Ist damit z.B. die Forderung nach einer veränderten Prüfungskultur am Ende ein Feigenblatt? Ist gendergerechte Sprache am Ende ein Feigenblatt? So quasi eine Art intellektueller Ablasshandel? „Seht, ich habe es gesehen und beschrieben, lest und versteht endlich! Und macht endlich, dass es sich ändert!“.
Menschen, die sich für Gleichberechtigung einsetzen, wissen, dass Sprache das dünnste Brett ist – aber eben am leichtesten zu bearbeiten, weil man dann weniger mit dem Stecheisen im Hartholz herumwürgen muss. Gendergerechte Sprache als intellektuelle Komfortzone. Darüber lässt sich schreiben, streiten, diskutieren, ohne dass es allzu dicht kommt. Weder muss ich als Mann dafür meinen Angestellten mehr zahlen, noch meinen gleichberechtigten Teil bei der Hausarbeit oder Kinderbetreuung leisten. Ein wenig Genöle auf Socialmedia oder in den Feuilletons ertragen, das war es auch schon.
Ich denke gerade viel darüber in meinen Beratungen über diese Strukturen nach – ist ja schon irgendwie auch eine schräge Analogie. Meine Position ist verdammt komfortabel. Ich muss meine Haltung nicht ändern oder meine Arbeitsroutinen. Das ist oft auch der Grund dafür, dass ich mich manchmal bewusst in andere Positionen begebe und im meinem privaten Umfeld die Vielfalt suche. Ich bin sehr glücklich, dass ich dabei auch manchmal ungefiltert rückgemeldet bekomme, „wie das so ankommt in dieser Realität“.
PS:
Ich verwende zunehmend gendergerechte Sprache und setze mich für veränderte Routinen im Schulsystem ein. Die diesem Einsatz verbundene „Leistung für gesellschaftliche Verhältnisse“ halte allerdings in meinem Fall nicht für besonders relevant. Die Magie kommt für mich von woanders. Und manchmal fängt sie ganz banal an, z.B. bei der Unterstützung bei der Einrichtung von irgendwelchem Gerätekrams.
Scharfe Kritik! Dieser Beitrag wirft bei mir die Frage auf, ob Schule nur Entwicklungen in der Gesellschaft widerspiegelt und „Herdenvieh“ ausbildet oder ob sie auch negativen Trends entgegenwirken sollte, was dem Begriff „Bildung“ in seiner Semantik auch eher entspricht.

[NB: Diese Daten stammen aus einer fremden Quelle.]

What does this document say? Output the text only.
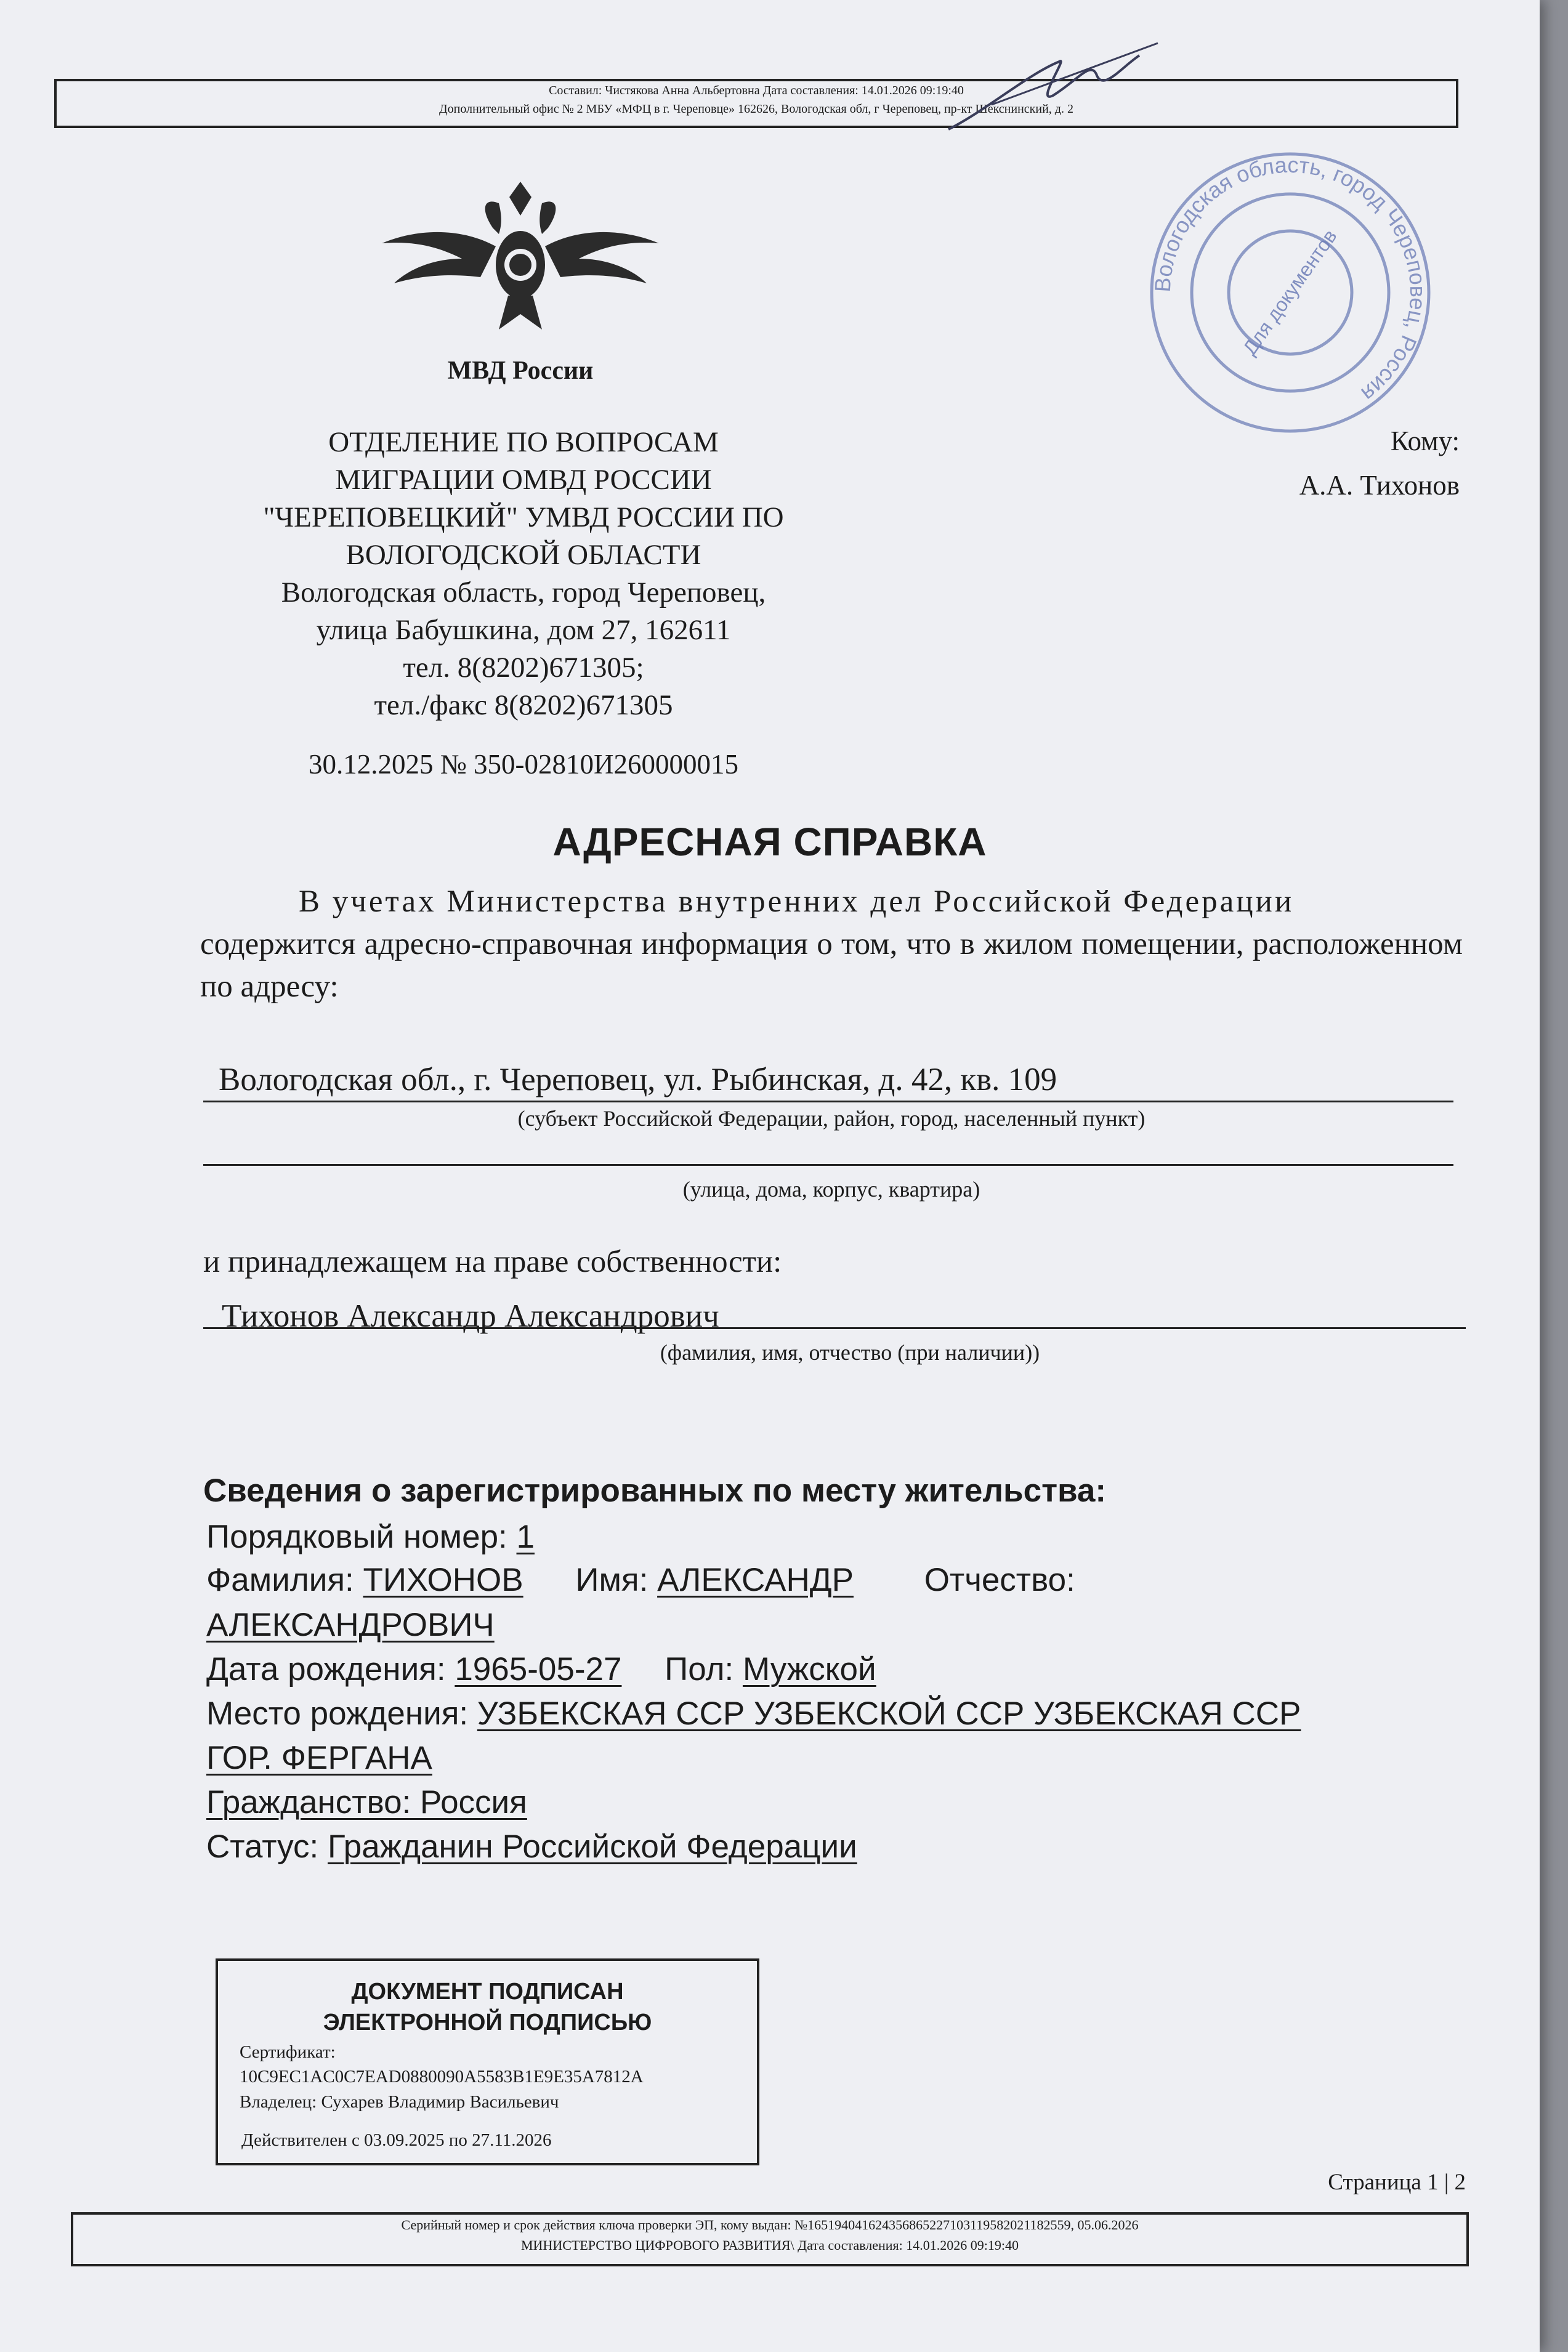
Составил: Чистякова Анна Альбертовна Дата составления: 14.01.2026 09:19:40
Дополнительный офис № 2 МБУ «МФЦ в г. Череповце» 162626, Вологодская обл, г Череповец, пр-кт Шекснинский, д. 2
МВД России
ОТДЕЛЕНИЕ ПО ВОПРОСАМ
МИГРАЦИИ ОМВД РОССИИ
"ЧЕРЕПОВЕЦКИЙ" УМВД РОССИИ ПО
ВОЛОГОДСКОЙ ОБЛАСТИ
Вологодская область, город Череповец,
улица Бабушкина, дом 27, 162611
тел. 8(8202)671305;
тел./факс 8(8202)671305
30.12.2025 № 350-02810И260000015
Вологодская область, город Череповец, Россия
Для документов
Кому:
А.А. Тихонов
АДРЕСНАЯ СПРАВКА
В учетах Министерства внутренних дел Российской Федерации
содержится адресно-справочная информация о том, что в жилом помещении, расположенном по адресу:
Вологодская обл., г. Череповец, ул. Рыбинская, д. 42, кв. 109
(субъект Российской Федерации, район, город, населенный пункт)
(улица, дома, корпус, квартира)
и принадлежащем на праве собственности:
Тихонов Александр Александрович
(фамилия, имя, отчество (при наличии))
Сведения о зарегистрированных по месту жительства:
Порядковый номер: 1
Фамилия: ТИХОНОВ Имя: АЛЕКСАНДР Отчество:
АЛЕКСАНДРОВИЧ
Дата рождения: 1965-05-27 Пол: Мужской
Место рождения: УЗБЕКСКАЯ ССР УЗБЕКСКОЙ ССР УЗБЕКСКАЯ ССР
ГОР. ФЕРГАНА
Гражданство: Россия
Статус: Гражданин Российской Федерации
ДОКУМЕНТ ПОДПИСАН
ЭЛЕКТРОННОЙ ПОДПИСЬЮ
Сертификат:
10C9EC1AC0C7EAD0880090A5583B1E9E35A7812A
Владелец: Сухарев Владимир Васильевич
Действителен с 03.09.2025 по 27.11.2026
Страница 1 | 2
Серийный номер и срок действия ключа проверки ЭП, кому выдан: №165194041624356865227103119582021182559, 05.06.2026
МИНИСТЕРСТВО ЦИФРОВОГО РАЗВИТИЯ\ Дата составления: 14.01.2026 09:19:40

Natürlich letzteres – im Idealfall. Aber ich wollte zum Ausdruck bringen, dass dafür einiges mehr mitgedacht sein muss, weil Schule tief in die deutsche Gesellschaft eingebunden ist. Nimm zum Beispiel die Stellung des Gymnasiums … Und das ist beileibe kein Plädoyer für die Abschaffung des gymnasialen Anspruchs (wie er fachlich mal war).
Finde die Kritik echt gut und hast also recht. Mein Cousin hat die Schule auch abgebrochen und jetzt holt er alles auf, macht auch eine Ausbildung.
Er hatte Probleme mit der Schule, die er nur mit einem Schulabbruch lösen könnte. Diese Pandemie hat bei einigen die Sache noch schlimmer gemacht, besonders mit dieser Online Schule usw. Da kann ich dem User Fufuchs auch zustimmen, hat auch alles gut erklärt.